Serving our Community

Henry understands that great communities don’t happen without great volunteers, and he’s leading by example — he’s served on the Abbotsford Police Board, the Economic Development Commission of the City of Abbotsford, the Abbotsford Airport Authority Board of Directors, and the Organized Crime Agency of B.C. Board of Directors. Henry’s community and philanthropic involvement doesn’t stop there. He is also actively involved in higher education and in helping Abbotsford’s homeless community.  In 2008, he received the Order of Abbotsford for his tireless dedication to making Abbotsford a better place in which to live.

Putting Family First

Henry and his wife Velma have been married for 41 years. He says his three children and seven amazing grandchildren are his inspiration for making sure Abbotsford remains a wonderful place to grow up and grow old, well into the future!

A Vision for Abbotsford

Abbotsford is a great city, uniquely positioned for growth and long-term success.
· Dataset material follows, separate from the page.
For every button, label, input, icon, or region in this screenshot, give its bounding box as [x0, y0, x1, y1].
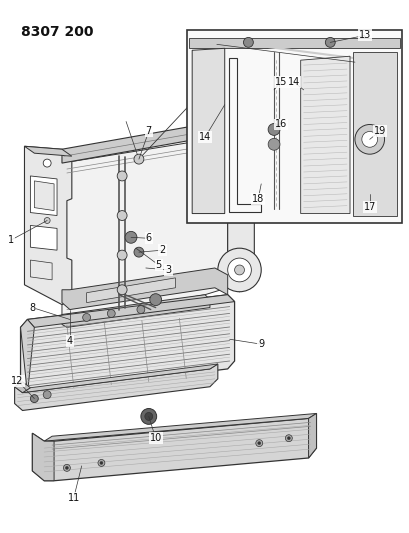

Of course, our most important resource is our people — a people who are generous, entrepreneurial the reason for this city’s success. We are also blessed with a border crossing, a rail line to the US, an international airport, a world-class hospital and cancer centre and a new university. Abbotsford has all the ingredients necessary for a vibrant city that will attract and retain families for generations. In order to make this happen, we need to start planning for the future now.  Long-term planning means thinking ahead to what we want Abbotsford to look like 50 or even 100 years from now, and letting this vision for the future help direct the decisions we make today.

Henry Braun understands that these concerns are important to the residents of Abbotsford, and he will work hard to find sensible and sustainable solutions to these and all other municipal issues.